Самое счастливое время — возвращение домой после бани. После бани воздух свеж, как первый поцелуй первой девушки. Вдоль улицы Брянской по заплотам и крышам бегут быстрые тени белых туч.

Пальма ходит восьмерками, обгоняя бабушек, идущих впереди с махровыми полотенцами на головах — должно быть, берегут тонкие шали из козлиной шерсти. Бабушки тараторят по-татарски быстро-быстро, вдвое быстрей, чем говорят русские бабушки, сидящие на скамейках у старинных заплотов. Но еще быстрее старых татарок тараторит тетушка Наиля, что торопится домой на обед, не замечая племянника.

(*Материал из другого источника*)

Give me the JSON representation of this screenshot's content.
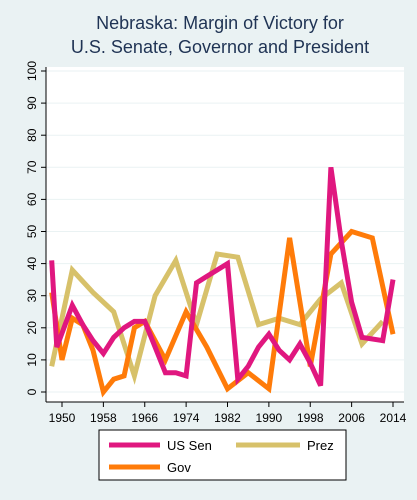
{
  "chart_data": {
    "type": "line",
    "title_lines": [
      "Nebraska: Margin of Victory for",
      "U.S. Senate, Governor and President"
    ],
    "xlabel": "",
    "ylabel": "",
    "xlim": [
      1946,
      2016
    ],
    "ylim": [
      0,
      100
    ],
    "x_ticks": [
      1950,
      1958,
      1966,
      1974,
      1982,
      1990,
      1998,
      2006,
      2014
    ],
    "y_ticks": [
      0,
      10,
      20,
      30,
      40,
      50,
      60,
      70,
      80,
      90,
      100
    ],
    "grid": true,
    "legend_position": "bottom",
    "series": [
      {
        "name": "US Sen",
        "color": "#e0177f",
        "points": [
          [
            1948,
            41
          ],
          [
            1949,
            14
          ],
          [
            1952,
            27
          ],
          [
            1954,
            21
          ],
          [
            1956,
            16
          ],
          [
            1958,
            12
          ],
          [
            1960,
            17
          ],
          [
            1962,
            20
          ],
          [
            1964,
            22
          ],
          [
            1966,
            22
          ],
          [
            1970,
            6
          ],
          [
            1972,
            6
          ],
          [
            1974,
            5
          ],
          [
            1976,
            34
          ],
          [
            1978,
            36
          ],
          [
            1982,
            40
          ],
          [
            1984,
            4
          ],
          [
            1986,
            8
          ],
          [
            1988,
            14
          ],
          [
            1990,
            18
          ],
          [
            1992,
            13
          ],
          [
            1994,
            10
          ],
          [
            1996,
            15
          ],
          [
            1998,
            9
          ],
          [
            2000,
            2
          ],
          [
            2002,
            70
          ],
          [
            2004,
            47
          ],
          [
            2006,
            28
          ],
          [
            2008,
            17
          ],
          [
            2012,
            16
          ],
          [
            2014,
            35
          ]
        ]
      },
      {
        "name": "Prez",
        "color": "#d7c16a",
        "points": [
          [
            1948,
            8
          ],
          [
            1952,
            38
          ],
          [
            1956,
            31
          ],
          [
            1960,
            25
          ],
          [
            1964,
            5
          ],
          [
            1968,
            30
          ],
          [
            1972,
            41
          ],
          [
            1976,
            21
          ],
          [
            1980,
            43
          ],
          [
            1984,
            42
          ],
          [
            1988,
            21
          ],
          [
            1992,
            23
          ],
          [
            1996,
            21
          ],
          [
            2000,
            29
          ],
          [
            2004,
            34
          ],
          [
            2008,
            15
          ],
          [
            2012,
            22
          ]
        ]
      },
      {
        "name": "Gov",
        "color": "#ff7b09",
        "points": [
          [
            1948,
            31
          ],
          [
            1950,
            10
          ],
          [
            1952,
            23
          ],
          [
            1954,
            21
          ],
          [
            1956,
            13
          ],
          [
            1958,
            0
          ],
          [
            1960,
            4
          ],
          [
            1962,
            5
          ],
          [
            1964,
            20
          ],
          [
            1966,
            22
          ],
          [
            1970,
            10
          ],
          [
            1974,
            25
          ],
          [
            1978,
            14
          ],
          [
            1982,
            1
          ],
          [
            1986,
            6
          ],
          [
            1990,
            1
          ],
          [
            1994,
            48
          ],
          [
            1998,
            8
          ],
          [
            2002,
            43
          ],
          [
            2006,
            50
          ],
          [
            2010,
            48
          ],
          [
            2014,
            18
          ]
        ]
      }
    ]
  }
}
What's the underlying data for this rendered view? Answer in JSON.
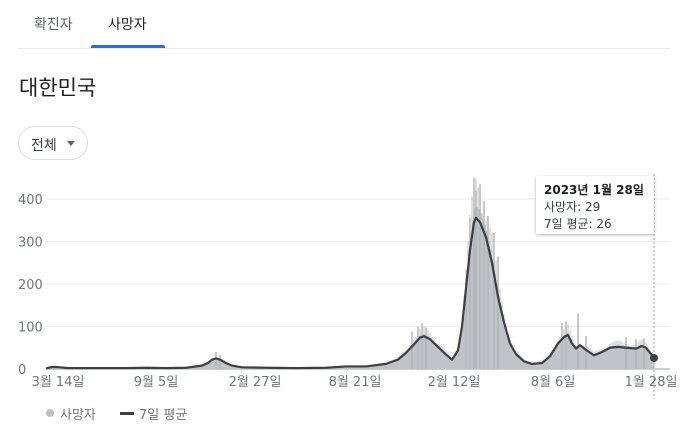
{
  "tabs": [
    {
      "label": "확진자",
      "active": false
    },
    {
      "label": "사망자",
      "active": true
    }
  ],
  "region": "대한민국",
  "filter": {
    "selected": "전체"
  },
  "tooltip": {
    "date": "2023년 1월 28일",
    "deaths_line": "사망자: 29",
    "avg_line": "7일 평균: 26"
  },
  "legend": {
    "deaths": "사망자",
    "avg": "7일 평균"
  },
  "colors": {
    "bars": "#bdc1c6",
    "line": "#3c4043",
    "accent": "#1a73e8"
  },
  "chart_data": {
    "type": "bar",
    "y_ticks": [
      "400",
      "300",
      "200",
      "100",
      "0"
    ],
    "ylim": [
      0,
      460
    ],
    "x_ticks": [
      "3월 14일",
      "9월 5일",
      "2월 27일",
      "8월 21일",
      "2월 12일",
      "8월 6일",
      "1월 28일"
    ],
    "series": [
      {
        "name": "7일 평균",
        "kind": "line",
        "points": [
          [
            0,
            1
          ],
          [
            4,
            4
          ],
          [
            8,
            5
          ],
          [
            14,
            4
          ],
          [
            22,
            2
          ],
          [
            40,
            2
          ],
          [
            60,
            2
          ],
          [
            80,
            2
          ],
          [
            100,
            3
          ],
          [
            120,
            2
          ],
          [
            140,
            3
          ],
          [
            156,
            8
          ],
          [
            162,
            14
          ],
          [
            166,
            22
          ],
          [
            170,
            25
          ],
          [
            174,
            22
          ],
          [
            180,
            14
          ],
          [
            186,
            8
          ],
          [
            196,
            4
          ],
          [
            220,
            3
          ],
          [
            250,
            2
          ],
          [
            280,
            3
          ],
          [
            300,
            6
          ],
          [
            320,
            6
          ],
          [
            340,
            12
          ],
          [
            352,
            22
          ],
          [
            360,
            38
          ],
          [
            368,
            58
          ],
          [
            374,
            74
          ],
          [
            378,
            77
          ],
          [
            384,
            70
          ],
          [
            392,
            52
          ],
          [
            400,
            34
          ],
          [
            406,
            22
          ],
          [
            412,
            44
          ],
          [
            416,
            100
          ],
          [
            420,
            190
          ],
          [
            424,
            280
          ],
          [
            428,
            345
          ],
          [
            430,
            356
          ],
          [
            434,
            345
          ],
          [
            440,
            310
          ],
          [
            446,
            250
          ],
          [
            452,
            170
          ],
          [
            458,
            110
          ],
          [
            464,
            60
          ],
          [
            470,
            35
          ],
          [
            478,
            18
          ],
          [
            486,
            12
          ],
          [
            496,
            14
          ],
          [
            504,
            30
          ],
          [
            512,
            60
          ],
          [
            518,
            75
          ],
          [
            522,
            80
          ],
          [
            526,
            60
          ],
          [
            530,
            48
          ],
          [
            534,
            56
          ],
          [
            540,
            45
          ],
          [
            548,
            32
          ],
          [
            556,
            40
          ],
          [
            564,
            50
          ],
          [
            572,
            52
          ],
          [
            580,
            50
          ],
          [
            590,
            48
          ],
          [
            596,
            54
          ],
          [
            600,
            50
          ],
          [
            604,
            38
          ],
          [
            608,
            26
          ]
        ]
      },
      {
        "name": "사망자",
        "kind": "bars",
        "spikes": [
          [
            170,
            40
          ],
          [
            174,
            34
          ],
          [
            366,
            88
          ],
          [
            372,
            100
          ],
          [
            376,
            108
          ],
          [
            380,
            98
          ],
          [
            420,
            215
          ],
          [
            424,
            355
          ],
          [
            428,
            450
          ],
          [
            430,
            420
          ],
          [
            434,
            435
          ],
          [
            438,
            395
          ],
          [
            442,
            360
          ],
          [
            448,
            320
          ],
          [
            452,
            265
          ],
          [
            516,
            108
          ],
          [
            520,
            112
          ],
          [
            532,
            130
          ],
          [
            540,
            78
          ],
          [
            580,
            75
          ],
          [
            590,
            70
          ],
          [
            598,
            72
          ]
        ]
      }
    ]
  }
}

Как у племянника баня, так у тетушки обед. Но это совсем не значит, что тетушка увиливает от работы, напротив, она несет ее в массы. Тетушка работает в Союзпечати и ведает подпиской. А самый лучший способ принудить к подписке это обстоятельно поговорить с людьми на родном языке. В итоге тетушка перевыполняет план в полтора раза и считается лучшей работницей Союзпечати, несмотря на редкое сидение на рабочем месте. Пока тетушка дойдет до дома, все мировые проблемы решатся, а там уже и обед закончится. Но у тетушки Наили есть запасное время, поскольку язык ее работает вчетверо быстрее, чем у обычного человека.

Племянник и Пальма прячутся от тетушки, плутают дорогой и норовят скрыться от любимой тетки по второму мосту, который качается под ногами. И неудивительно — после бани ноги земли не чуют, да и сам-то мост подвесной, специально построенный в стороне от основного, чтобы удобно было избегать тетушку. Коль тетушка зацапает, придется любимому племяннику кушать ватрушки, к которым после бани желудок не расположен, что-нибудь покрепче бы.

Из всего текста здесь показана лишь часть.